Interconnection between metabolic signals and virulence networks
Adequate nutrition is a fundamental prerequisite for C. albicans persistence in the human host. The adaptation to and proliferation in nutrient-restrictive host niches is not only critical for survival, but also for the ability of the fungus to cause infection. Thus, C. albicans has evolved remarkable metabolic plasticity, such as the ability to utilize simultaneously preferred and non-preferred carbon sources or quickly switch from growth on one nutrient to another. We are particularly interested in i) molecular mechanisms of metabolic adaptation of C. albicans and ii) the metabolic changes that accompany the transition from a commensal to a pathogen.

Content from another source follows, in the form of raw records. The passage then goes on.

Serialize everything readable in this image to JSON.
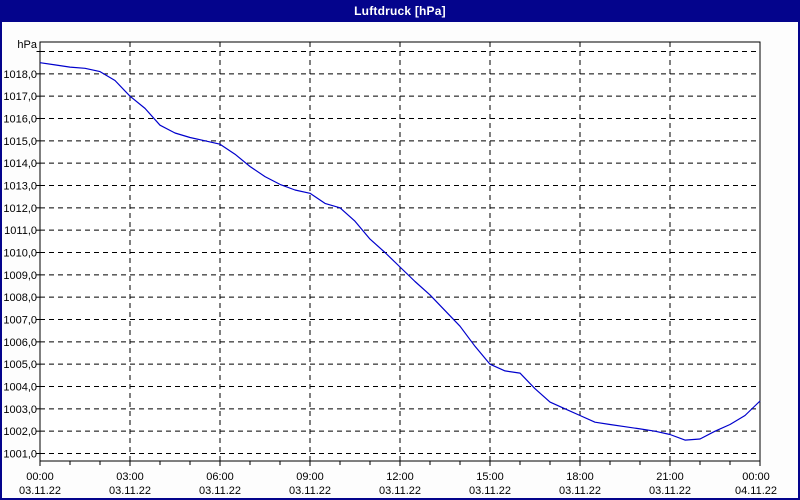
{
  "window": {
    "title": "Luftdruck [hPa]",
    "titlebar_color": "#04048C",
    "background_color": "#FDFDFD"
  },
  "chart_data": {
    "type": "line",
    "title": "Luftdruck [hPa]",
    "unit_label": "hPa",
    "grid": "dashed",
    "legend": "none",
    "xlim": [
      0,
      24
    ],
    "ylim": [
      1001,
      1019
    ],
    "y_label_min": 1001,
    "y_label_max": 1018,
    "y_tick_step": 1,
    "x_gridline_hours": [
      3,
      6,
      9,
      12,
      15,
      18,
      21
    ],
    "x_minor_tick_hours": 1,
    "x_ticks": [
      {
        "hour": 0,
        "time": "00:00",
        "date": "03.11.22"
      },
      {
        "hour": 3,
        "time": "03:00",
        "date": "03.11.22"
      },
      {
        "hour": 6,
        "time": "06:00",
        "date": "03.11.22"
      },
      {
        "hour": 9,
        "time": "09:00",
        "date": "03.11.22"
      },
      {
        "hour": 12,
        "time": "12:00",
        "date": "03.11.22"
      },
      {
        "hour": 15,
        "time": "15:00",
        "date": "03.11.22"
      },
      {
        "hour": 18,
        "time": "18:00",
        "date": "03.11.22"
      },
      {
        "hour": 21,
        "time": "21:00",
        "date": "03.11.22"
      },
      {
        "hour": 24,
        "time": "00:00",
        "date": "04.11.22"
      }
    ],
    "colors": {
      "line": "#0000CC",
      "grid": "#000000",
      "text": "#000000",
      "plot_background": "#FFFFFF"
    },
    "series": [
      {
        "name": "Luftdruck",
        "x_hours": [
          0,
          0.5,
          1,
          1.5,
          2,
          2.5,
          3,
          3.5,
          4,
          4.5,
          5,
          5.5,
          6,
          6.5,
          7,
          7.5,
          8,
          8.5,
          9,
          9.5,
          10,
          10.5,
          11,
          11.5,
          12,
          12.5,
          13,
          13.5,
          14,
          14.5,
          15,
          15.5,
          16,
          16.5,
          17,
          17.5,
          18,
          18.5,
          19,
          19.5,
          20,
          20.5,
          21,
          21.5,
          22,
          22.5,
          23,
          23.5,
          24
        ],
        "values": [
          1018.5,
          1018.4,
          1018.3,
          1018.25,
          1018.1,
          1017.7,
          1017.0,
          1016.45,
          1015.7,
          1015.35,
          1015.15,
          1015.0,
          1014.85,
          1014.4,
          1013.85,
          1013.4,
          1013.05,
          1012.8,
          1012.65,
          1012.2,
          1012.0,
          1011.4,
          1010.6,
          1010.0,
          1009.35,
          1008.7,
          1008.1,
          1007.4,
          1006.7,
          1005.8,
          1005.0,
          1004.7,
          1004.6,
          1003.9,
          1003.3,
          1003.0,
          1002.7,
          1002.4,
          1002.3,
          1002.2,
          1002.1,
          1002.0,
          1001.85,
          1001.6,
          1001.65,
          1002.0,
          1002.3,
          1002.7,
          1003.35
        ]
      }
    ]
  }
}
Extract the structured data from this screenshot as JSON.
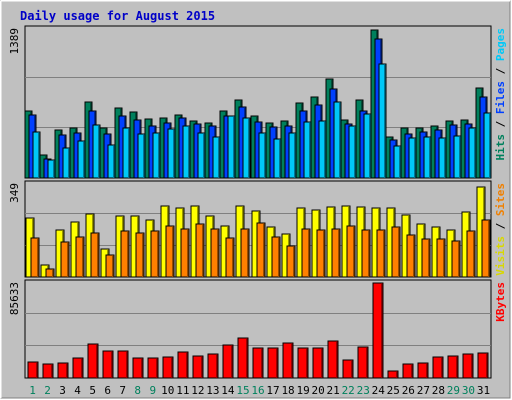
{
  "chart_data": {
    "type": "bar",
    "title": "Daily usage for August 2015",
    "title_color": "#0000c8",
    "categories": [
      "1",
      "2",
      "3",
      "4",
      "5",
      "6",
      "7",
      "8",
      "9",
      "10",
      "11",
      "12",
      "13",
      "14",
      "15",
      "16",
      "17",
      "18",
      "19",
      "20",
      "21",
      "22",
      "23",
      "24",
      "25",
      "26",
      "27",
      "28",
      "29",
      "30",
      "31"
    ],
    "weekend_days": [
      "1",
      "2",
      "8",
      "9",
      "15",
      "16",
      "22",
      "23",
      "29",
      "30"
    ],
    "weekend_color": "#00805c",
    "weekday_color": "#000000",
    "grid": true,
    "panels": [
      {
        "id": "top",
        "ymax_label": "1389",
        "ymax": 1389,
        "right_labels": [
          {
            "text": "Hits",
            "color": "#00805c"
          },
          {
            "text": " / ",
            "color": "#000000"
          },
          {
            "text": "Files",
            "color": "#0040ff"
          },
          {
            "text": " / ",
            "color": "#000000"
          },
          {
            "text": "Pages",
            "color": "#00c8f8"
          }
        ],
        "series": [
          {
            "name": "Hits",
            "color": "#00805c",
            "values": [
              620,
              210,
              440,
              460,
              700,
              460,
              650,
              610,
              550,
              560,
              580,
              530,
              510,
              620,
              720,
              570,
              510,
              530,
              690,
              750,
              920,
              540,
              720,
              1370,
              380,
              460,
              460,
              480,
              530,
              540,
              830
            ]
          },
          {
            "name": "Files",
            "color": "#0040ff",
            "values": [
              580,
              180,
              400,
              420,
              620,
              410,
              570,
              540,
              480,
              510,
              560,
              500,
              480,
              570,
              660,
              520,
              470,
              480,
              620,
              680,
              820,
              500,
              620,
              1290,
              350,
              410,
              430,
              440,
              490,
              500,
              750
            ]
          },
          {
            "name": "Pages",
            "color": "#00c8f8",
            "values": [
              430,
              170,
              280,
              340,
              490,
              310,
              460,
              410,
              420,
              450,
              480,
              420,
              380,
              570,
              560,
              420,
              360,
              420,
              520,
              530,
              700,
              480,
              590,
              1060,
              300,
              370,
              380,
              370,
              390,
              460,
              600
            ]
          }
        ]
      },
      {
        "id": "middle",
        "ymax_label": "349",
        "ymax": 349,
        "right_labels": [
          {
            "text": "Visits",
            "color": "#d8d800"
          },
          {
            "text": " / ",
            "color": "#000000"
          },
          {
            "text": "Sites",
            "color": "#f08000"
          }
        ],
        "series": [
          {
            "name": "Visits",
            "color": "#ffff00",
            "values": [
              220,
              45,
              175,
              205,
              235,
              105,
              225,
              225,
              210,
              265,
              255,
              265,
              225,
              190,
              265,
              245,
              185,
              160,
              255,
              250,
              260,
              265,
              260,
              255,
              255,
              230,
              195,
              185,
              175,
              240,
              335
            ]
          },
          {
            "name": "Sites",
            "color": "#ff8000",
            "values": [
              145,
              30,
              130,
              150,
              165,
              80,
              170,
              165,
              170,
              190,
              180,
              195,
              180,
              145,
              180,
              200,
              150,
              115,
              180,
              175,
              180,
              190,
              175,
              175,
              185,
              155,
              140,
              140,
              135,
              170,
              210
            ]
          }
        ]
      },
      {
        "id": "bottom",
        "ymax_label": "85633",
        "ymax": 85633,
        "right_labels": [
          {
            "text": "KBytes",
            "color": "#ff0000"
          }
        ],
        "series": [
          {
            "name": "KBytes",
            "color": "#ff0000",
            "values": [
              14000,
              12800,
              13500,
              17800,
              30000,
              24000,
              23800,
              17500,
              18000,
              19000,
              23500,
              20000,
              21500,
              29500,
              35300,
              27000,
              26500,
              31000,
              27000,
              26500,
              33000,
              16000,
              28000,
              84500,
              6300,
              12600,
              13700,
              18800,
              19500,
              21600,
              22600
            ]
          }
        ]
      }
    ]
  }
}
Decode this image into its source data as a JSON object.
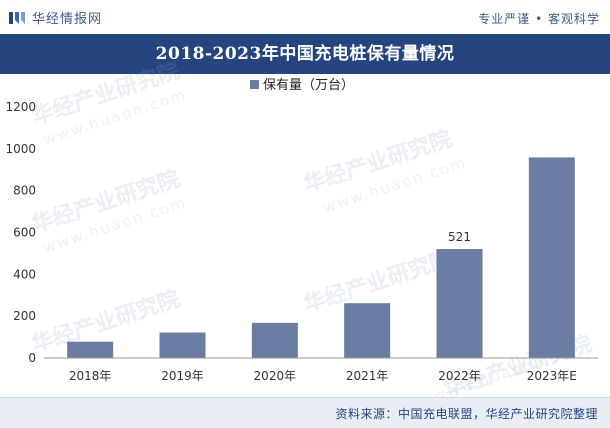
{
  "brand": {
    "name": "华经情报网",
    "tagline": "专业严谨 • 客观科学",
    "watermark": "华经产业研究院",
    "watermark_url": "www.huaon.com"
  },
  "colors": {
    "title_bg": "#26457f",
    "bar": "#6b7da3",
    "footer_bg": "#e9edf4",
    "text_dark": "#26457f"
  },
  "chart_data": {
    "type": "bar",
    "title": "2018-2023年中国充电桩保有量情况",
    "categories": [
      "2018年",
      "2019年",
      "2020年",
      "2021年",
      "2022年",
      "2023年E"
    ],
    "series": [
      {
        "name": "保有量（万台）",
        "values": [
          78,
          122,
          168,
          262,
          521,
          959
        ]
      }
    ],
    "data_labels": [
      {
        "category": "2022年",
        "text": "521"
      }
    ],
    "ylim": [
      0,
      1200
    ],
    "yticks": [
      0,
      200,
      400,
      600,
      800,
      1000,
      1200
    ],
    "ytick_labels": [
      "0",
      "200",
      "400",
      "600",
      "800",
      "1000",
      "1200"
    ],
    "grid": false,
    "legend_position": "top-center"
  },
  "footer": {
    "source": "资料来源：中国充电联盟，华经产业研究院整理"
  }
}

Niche-specific metabolic adaptations of Candida albicans
Candida albicans cells rapidly tune their metabolism to the ever changing nutrient conditions of the diverse and complex host microenvironments. Thus, the expression of key metabolic functions is niche-specific. C. albicans cells induce glycolytic, tricarboxylic acid cycle, and fatty acid β-oxidation genes during mucosal invasion, whereas in the bloodstream and during biofilm growth C. albicans populations are heterogeneous, with metabolic signatures of their immediate microenvironments or stage of aging. The metabolic characteristics of a single host niche likely change during infection: a state typically triggered by severe alterations in the associated protective microbiota or in individuals with immune deficiencies. The nature of such changes is yet to be discovered. Therefore we aim to understand i) the niche-specific metabolic fingerprints and ii) alterations in C. albicans metabolic exchanges between the host and associated microbiota that trigger the infection process
Candida albicans-unique metabolic features
Candida albicans is the most common cause of mucosal and systemic candidiasis. Other related Candida species, such as Candida glabrata, Candida parapsilosis, Candida tropicalis and the emerging pathogen Candida auris have also been associated with most forms of candidiasis, though far less frequently. C. albicans is very closely related to Candida dubliniensis, with which it shares many phenotypic properties, including the ability to produce hyphae, an important pathogenicity trait. Surprisingly, despite the close phylogenetic relationship of the two species epidemiological data show that C. albicans is far more prevalently associated with the host than C. dubliniensis. Certain features, such as differences in posttranslational regulation of hyphal growth distinguish the two species. Interestingly, C. dubliniensis seems to lack the metabolic flexibility of C. albicans, but the reasons for this remain unexplored. We argue that C. albicans possess specific metabolic features lacking in the closely related C. dubliniensis and C. africana that make it both a successful colonizer and a pathogen.